Mike: that's not the expected behavior at all: private groups and everything that they contain should remain private until a user joins the group. One caveat might be that you might be seeing this as the admin user (who has the ability to see everything), are other users seeing this behavior in addition to you?
We are having the same issue. I logged in with normal user permissions and I was able to see private projects. I tested this out with others as well, same result. I should add that we are currently on 4.0.2.
Things are not quite as I represented but still not consistent with a private group.
First, I created a test user with no permissions and then I searched for the private group name.
Among other things returned from a full search are: the name of the private group in the Places widget.
If I click on that private group's name, up comes the overview page and a message telling me that the group is private.
However, the tags that the so-called private group has also are shown in the group overview (not a good idea).
When I click on the tag that happens to be the name of the private group (I tagged it that way because the private group is about a company and the name of the company is also the name of the tag and the name of the private group). Anyway the tag search results come up with tags associated with my first tag (however, they are tags that are only used within the private group). I don't want the tags associated with stuff inside the private group to be searchable. What's ironic is that if I click on any of the "related tags", I get a message indicating there is no item in the system associated with that tag. Except that there are five tags listed as associated with my private group.

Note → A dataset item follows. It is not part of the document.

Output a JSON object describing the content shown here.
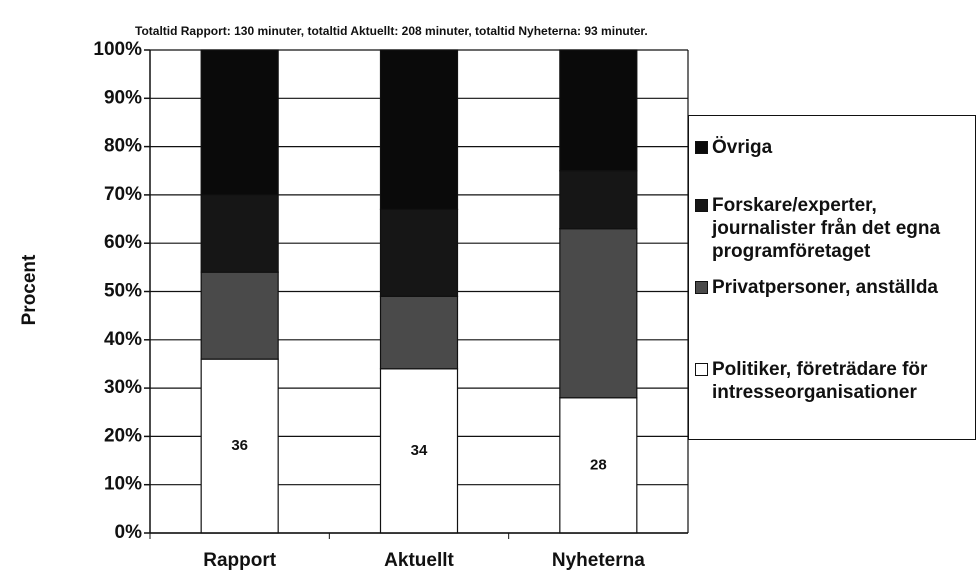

It kind of looks like this: secret-tag1 secret-tag2 secret-tag3
I don't think showing related tags for things that are only tags of documents within a private group is correct search behavior.
Currently we have 4 types of groups
- You can see everything and reply to anything
- You can see everything, you must join to reply
- You can see the group, you must request to join to be able to see content
- You can not see the group. Someone who is part of the group must invite you.
In your case it sounds like you should be using a Secret group instead of a Private group in order to hide the name of the group from the public.
Thanks, but I want the name of the company public. I just don't want the rest of the details to be revealed. That is the implication of the private group.
I think that if you do a search on tags, the ones that only exist inside a private group shouldn't appear if you don't have permission to be in that private group. Using secret groups solves one problem - nobody will know about the existence of the group. However, if no one knows about it then they won't know to ask about it either. I am just trying to have two levels of privacy. Public and Private (where the name is ok to know, but not the rest of the data inside).
Our company has experienced this same issue--that people who are not members of a private group can see and access content within a Project related to the private group. We're using Jive SBS 4.0.2. Is this a bug and something being looked at? Or is there a way to ensure that Projects within private groups are restricted to the members of that group?
Is this something that may be addressed in a future release?
I'd appreciate any advice as to how to work through this.
I'm pretty sure this is fixed in a later release. We are still on 4.0.2 right now but we discovered a bigger bug. Anyone can move a document out of a space into a group (unless each individual document is changed in the collaboration options) that they created or into their personal profile documents. This is a permissions bug. Not good. We are waiting launch our intranet to all team members until we can upgrade to 4.0.11.